You are viewing a plain text version of this content. The canonical link for it is here.

Posted to dev@iceberg.apache.org by Piyush Vinay Hurpade <pi...@dremio.com> on 2021/01/08 07:15:14 UTC

About proposal for including Partition stats for Iceberg tables

Hi Team,
Need some help regarding our proposal for a partition-stats file within
each snapshot. With each snapshot we are proposing a partition-stats avro
file that contains information about all partitions in the table.

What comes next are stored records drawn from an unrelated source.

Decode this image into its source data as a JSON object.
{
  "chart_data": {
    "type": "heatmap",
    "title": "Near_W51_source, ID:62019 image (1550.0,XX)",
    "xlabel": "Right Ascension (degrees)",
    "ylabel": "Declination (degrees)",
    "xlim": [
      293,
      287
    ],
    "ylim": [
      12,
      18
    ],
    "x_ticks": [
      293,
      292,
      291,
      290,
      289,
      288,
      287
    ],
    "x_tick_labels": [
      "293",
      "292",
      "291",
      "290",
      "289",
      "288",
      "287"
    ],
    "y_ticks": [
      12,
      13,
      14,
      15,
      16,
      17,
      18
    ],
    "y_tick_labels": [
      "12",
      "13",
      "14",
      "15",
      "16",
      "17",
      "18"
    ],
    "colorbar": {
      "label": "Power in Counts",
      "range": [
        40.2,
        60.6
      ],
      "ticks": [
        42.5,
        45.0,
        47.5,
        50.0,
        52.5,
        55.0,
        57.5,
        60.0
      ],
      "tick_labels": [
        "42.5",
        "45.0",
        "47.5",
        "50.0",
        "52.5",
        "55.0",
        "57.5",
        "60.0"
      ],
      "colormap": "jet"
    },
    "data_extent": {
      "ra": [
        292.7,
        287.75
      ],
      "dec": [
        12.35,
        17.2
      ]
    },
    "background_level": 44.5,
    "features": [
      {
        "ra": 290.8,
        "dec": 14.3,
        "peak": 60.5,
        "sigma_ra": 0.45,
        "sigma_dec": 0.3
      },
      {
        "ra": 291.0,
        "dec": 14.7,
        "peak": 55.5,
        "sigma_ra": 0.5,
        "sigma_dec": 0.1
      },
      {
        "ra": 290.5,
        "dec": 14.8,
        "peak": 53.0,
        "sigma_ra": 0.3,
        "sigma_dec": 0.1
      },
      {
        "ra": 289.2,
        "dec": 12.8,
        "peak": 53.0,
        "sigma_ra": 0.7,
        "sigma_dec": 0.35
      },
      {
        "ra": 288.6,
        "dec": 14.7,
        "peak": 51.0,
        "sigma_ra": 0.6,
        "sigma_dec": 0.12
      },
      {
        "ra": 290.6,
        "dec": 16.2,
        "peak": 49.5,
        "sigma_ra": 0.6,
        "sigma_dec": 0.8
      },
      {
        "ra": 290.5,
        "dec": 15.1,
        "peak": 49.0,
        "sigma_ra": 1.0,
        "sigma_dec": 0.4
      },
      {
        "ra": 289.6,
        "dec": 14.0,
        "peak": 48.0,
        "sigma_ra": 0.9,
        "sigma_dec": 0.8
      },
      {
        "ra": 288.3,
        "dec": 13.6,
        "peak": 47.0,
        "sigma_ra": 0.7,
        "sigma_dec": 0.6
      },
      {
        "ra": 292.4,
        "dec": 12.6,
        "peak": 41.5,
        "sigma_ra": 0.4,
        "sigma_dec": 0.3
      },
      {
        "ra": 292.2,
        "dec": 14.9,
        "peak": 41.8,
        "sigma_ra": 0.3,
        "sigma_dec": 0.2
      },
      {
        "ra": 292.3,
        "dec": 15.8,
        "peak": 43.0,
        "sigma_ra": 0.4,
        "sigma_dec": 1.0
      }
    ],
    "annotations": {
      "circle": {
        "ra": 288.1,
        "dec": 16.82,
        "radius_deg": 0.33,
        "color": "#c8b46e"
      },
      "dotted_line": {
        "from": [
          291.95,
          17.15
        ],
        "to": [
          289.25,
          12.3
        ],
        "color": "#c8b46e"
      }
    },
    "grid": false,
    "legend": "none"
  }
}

So the
schema we decide to have is *(partition_spec_id(int),
partition(PartitionData), file_count(int), row_count(long)).* Problem is
with the 2nd *column(partition)*. When partition evolution happens, the
schema for PartitionData(PartitionSpec) will change. illustration :

{"partition_spec_id":0,"partition":"PartitionData{data=a}","file_count":2,"row_count":2}
{"partition_spec_id":0,"partition":"PartitionData{data=b}","file_count":1,"row_count":1}
{"partition_spec_id":1,"partition":"PartitionData{data=c,
id=1}","file_count":1,"row_count":1}

And this will be a problem for reader and writer. We decided to have *the
partition column as a "String type" and serialize PartitionData to string.*
Here we want to confirm that "*Can all data types supported in iceberg can
serialize to String"?* For example if a column in a table has binary type
and we have a partition on it. can it be serialize to string?
issue link : https://github.com/apache/iceberg/issues/1832
<https://github.com/apache/iceberg/issues/1832>

thanks and regards
-- 

Piyush Hurpade

Software Engineer

piyush.hurpade@dremio.com

Re: About proposal for including Partition stats for Iceberg tables

Posted by Ryan Blue <rb...@netflix.com.INVALID>.

Hi Piyush,

You might want to consider having a separate partition stats file for each
partition spec. That way, each stats file contains just one partition
struct type and you can keep the struct unmodified. There is a way to
convert a partition struct to a string (PartitionSpec.partitionToPath) but
that is a one-way conversion and you shouldn't try to parse that string or
consider two partitions equal just because the string is equal.

Making the file specific to a partition spec fixes the problem and allows
you to find the data in each file using the same partition predicates that
we use to locate data files. That will make it easy to find the stats for
the partitions that you're looking for based on some data or partition
query filter.

rb

On Thu, Jan 7, 2021 at 11:15 PM Piyush Vinay Hurpade <
piyush.hurpade@dremio.com> wrote:

> Hi Team,
> Need some help regarding our proposal for a partition-stats file within
> each snapshot. With each snapshot we are proposing a partition-stats avro
> file that contains information about all partitions in the table. So the
> schema we decide to have is *(partition_spec_id(int),
> partition(PartitionData), file_count(int), row_count(long)).* Problem is
> with the 2nd *column(partition)*. When partition evolution happens, the
> schema for PartitionData(PartitionSpec) will change. illustration :
>
> {"partition_spec_id":0,"partition":"PartitionData{data=a}","file_count":2,"row_count":2}
> {"partition_spec_id":0,"partition":"PartitionData{data=b}","file_count":1,"row_count":1}
> {"partition_spec_id":1,"partition":"PartitionData{data=c, id=1}","file_count":1,"row_count":1}
>
> And this will be a problem for reader and writer. We decided to have *the
> partition column as a "String type" and serialize PartitionData to string.*
> Here we want to confirm that "*Can all data types supported in iceberg
> can serialize to String"?* For example if a column in a table has binary
> type and we have a partition on it. can it be serialize to string?
> issue link : https://github.com/apache/iceberg/issues/1832
> <https://github.com/apache/iceberg/issues/1832>
>
> thanks and regards
> --
>
> Piyush Hurpade
>
> Software Engineer
>
> piyush.hurpade@dremio.com
>
>
>
>

-- 
Ryan Blue
Software Engineer
Netflix